Comment la politique bruxelloise se fracture sur les questions religieuses (et en particulier sur le culte musulman)
A Bruxelles, les débats sur la neutralité des services publics et sur l’abattage sans étourdissement témoignent de l’émergence d’une nouvelle fracture politique, autour de la liberté religieuse (et de ses limites), particulièrement lorsqu’elle concerne les musulmans.
Un texte canonique, des cahiers apocryphes dont les docteurs de la foi se disputent la légitimité, et des députés que l’on compte et recompte en priant pour une issue favorable, comme les grains patinés d’un vieux chapelet.

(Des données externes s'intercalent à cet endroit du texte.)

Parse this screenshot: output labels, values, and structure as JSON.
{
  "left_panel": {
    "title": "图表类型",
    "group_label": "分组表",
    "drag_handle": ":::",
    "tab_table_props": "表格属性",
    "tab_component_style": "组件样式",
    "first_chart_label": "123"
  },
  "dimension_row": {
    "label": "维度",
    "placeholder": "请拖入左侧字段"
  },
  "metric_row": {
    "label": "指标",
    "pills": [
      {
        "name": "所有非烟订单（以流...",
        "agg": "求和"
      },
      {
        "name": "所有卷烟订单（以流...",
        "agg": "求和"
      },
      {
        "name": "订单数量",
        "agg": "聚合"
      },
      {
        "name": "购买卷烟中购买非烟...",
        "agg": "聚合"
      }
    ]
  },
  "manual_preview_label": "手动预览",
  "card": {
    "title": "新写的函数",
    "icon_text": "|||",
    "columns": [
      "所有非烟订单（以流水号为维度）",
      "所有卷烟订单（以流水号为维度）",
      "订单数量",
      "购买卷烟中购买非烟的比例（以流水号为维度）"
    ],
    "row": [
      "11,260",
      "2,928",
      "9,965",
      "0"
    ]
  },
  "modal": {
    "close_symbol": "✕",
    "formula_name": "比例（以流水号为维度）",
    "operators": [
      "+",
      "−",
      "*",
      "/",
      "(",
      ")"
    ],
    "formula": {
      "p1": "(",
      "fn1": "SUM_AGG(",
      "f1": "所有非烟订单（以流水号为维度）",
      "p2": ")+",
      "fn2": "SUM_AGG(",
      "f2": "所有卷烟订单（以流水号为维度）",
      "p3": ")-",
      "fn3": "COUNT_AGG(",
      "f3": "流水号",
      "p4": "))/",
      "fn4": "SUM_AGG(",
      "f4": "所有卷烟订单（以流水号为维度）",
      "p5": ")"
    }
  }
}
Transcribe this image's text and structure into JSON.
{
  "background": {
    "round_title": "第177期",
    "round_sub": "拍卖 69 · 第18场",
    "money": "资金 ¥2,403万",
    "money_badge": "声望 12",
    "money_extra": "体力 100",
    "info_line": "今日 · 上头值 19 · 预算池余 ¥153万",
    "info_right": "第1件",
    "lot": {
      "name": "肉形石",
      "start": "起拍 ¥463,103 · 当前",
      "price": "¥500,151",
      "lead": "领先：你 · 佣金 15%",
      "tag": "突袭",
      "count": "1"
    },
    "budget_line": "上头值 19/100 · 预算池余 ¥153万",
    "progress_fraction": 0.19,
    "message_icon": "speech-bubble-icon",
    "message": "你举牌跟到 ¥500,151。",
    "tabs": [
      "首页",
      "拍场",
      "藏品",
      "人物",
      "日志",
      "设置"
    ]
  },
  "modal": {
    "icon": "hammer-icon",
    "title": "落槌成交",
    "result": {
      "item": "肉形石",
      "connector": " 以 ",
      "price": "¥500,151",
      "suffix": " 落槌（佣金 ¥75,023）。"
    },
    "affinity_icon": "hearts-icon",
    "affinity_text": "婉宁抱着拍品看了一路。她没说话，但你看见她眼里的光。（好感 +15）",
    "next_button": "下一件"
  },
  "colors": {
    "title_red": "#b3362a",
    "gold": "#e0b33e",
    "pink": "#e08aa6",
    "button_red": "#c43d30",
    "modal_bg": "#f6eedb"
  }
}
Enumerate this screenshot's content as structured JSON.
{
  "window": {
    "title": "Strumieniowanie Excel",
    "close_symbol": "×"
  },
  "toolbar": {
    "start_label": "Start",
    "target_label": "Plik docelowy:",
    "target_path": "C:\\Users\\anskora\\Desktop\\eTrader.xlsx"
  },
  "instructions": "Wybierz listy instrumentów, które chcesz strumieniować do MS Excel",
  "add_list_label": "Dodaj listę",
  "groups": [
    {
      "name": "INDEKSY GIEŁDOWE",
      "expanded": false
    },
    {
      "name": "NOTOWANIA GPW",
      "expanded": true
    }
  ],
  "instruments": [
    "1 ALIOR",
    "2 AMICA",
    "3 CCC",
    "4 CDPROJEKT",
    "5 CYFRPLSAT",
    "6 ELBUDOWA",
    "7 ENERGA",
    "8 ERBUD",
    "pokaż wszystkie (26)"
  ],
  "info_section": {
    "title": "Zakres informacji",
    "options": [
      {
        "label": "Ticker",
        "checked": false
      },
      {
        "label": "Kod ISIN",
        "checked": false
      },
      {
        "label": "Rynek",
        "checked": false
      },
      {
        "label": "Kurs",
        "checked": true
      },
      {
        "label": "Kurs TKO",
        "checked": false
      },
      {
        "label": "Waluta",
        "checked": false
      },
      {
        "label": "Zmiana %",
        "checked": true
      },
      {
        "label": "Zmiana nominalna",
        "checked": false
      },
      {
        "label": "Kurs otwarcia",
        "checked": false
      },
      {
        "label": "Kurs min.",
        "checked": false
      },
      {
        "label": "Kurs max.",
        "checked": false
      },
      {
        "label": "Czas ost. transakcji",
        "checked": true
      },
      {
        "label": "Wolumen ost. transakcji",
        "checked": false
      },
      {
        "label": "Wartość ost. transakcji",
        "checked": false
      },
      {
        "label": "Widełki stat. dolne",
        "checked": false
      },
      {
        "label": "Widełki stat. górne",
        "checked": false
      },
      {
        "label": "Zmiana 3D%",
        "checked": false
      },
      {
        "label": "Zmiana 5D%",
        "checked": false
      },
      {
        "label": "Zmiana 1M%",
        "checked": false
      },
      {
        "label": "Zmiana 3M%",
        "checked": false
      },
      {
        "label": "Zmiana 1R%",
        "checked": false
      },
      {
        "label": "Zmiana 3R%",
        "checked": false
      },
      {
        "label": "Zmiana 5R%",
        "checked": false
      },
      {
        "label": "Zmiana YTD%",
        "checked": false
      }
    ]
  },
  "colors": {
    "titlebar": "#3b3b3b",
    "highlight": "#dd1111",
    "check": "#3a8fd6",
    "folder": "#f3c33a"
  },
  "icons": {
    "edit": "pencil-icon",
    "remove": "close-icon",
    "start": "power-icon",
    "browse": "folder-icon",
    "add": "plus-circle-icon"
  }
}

Entre Flamands et francophones, entre riches et pauvres, entre gauche et droite, la politique bruxelloise se fracture aujourd’hui de plus en plus sur une ligne théologique de rapport à la liberté religieuse et à ses limites, spécifiquement celle des musulmans.
Rien ne dit que cette fracture se refermera demain. Au contraire, même: tout indique que les positions des uns et des autres pèseront encore à l’avenir sur les campagnes électorales, bien sûr, mais aussi sur la composition des majorités.
Les deux débats qu’entame le parlement bruxellois, formellement, ne porteront pas spécifiquement sur le culte musulman: le 7 février, les membres de la commission finances débutaient leurs auditions autour de « la neutralité des services publics », et, d’ici à quelques semaines, les députés devront se prononcer sur l’interdiction de l’abattage sans étourdissement. Mais chacun sait que si ces deux questions de principe sont devenues de brûlants dossiers politiques, c’est parce que ces derniers concernent principalement des habitudes, vestimentaires (le voile) et alimentaires (la viande halal), liées à certaines pratiques de l’islam. Aucun de ces deux sujets ne figurait dans l’accord de gouvernement négocié, en juillet 2019, par Laurette Onkelinx (PS), Zakia Khattabi (Ecolo) et Olivier Maingain (DéFI), les patrons bruxellois des trois partis francophones associés aux flamands de Groen, de l’Open VLD et de Vooruit. Les programmes respectifs des socialistes et des écologistes francophones, et celui de DéFI, s’opposant en ces matières, les négociateurs décidèrent sagement de ne pas en parler. Mais, dans un « cahier Atoma » qui rassemblait leurs engagements mutuels secrets, la mention « liberté de vote » figurait sur la même ligne que « abattage sans étourdissement ».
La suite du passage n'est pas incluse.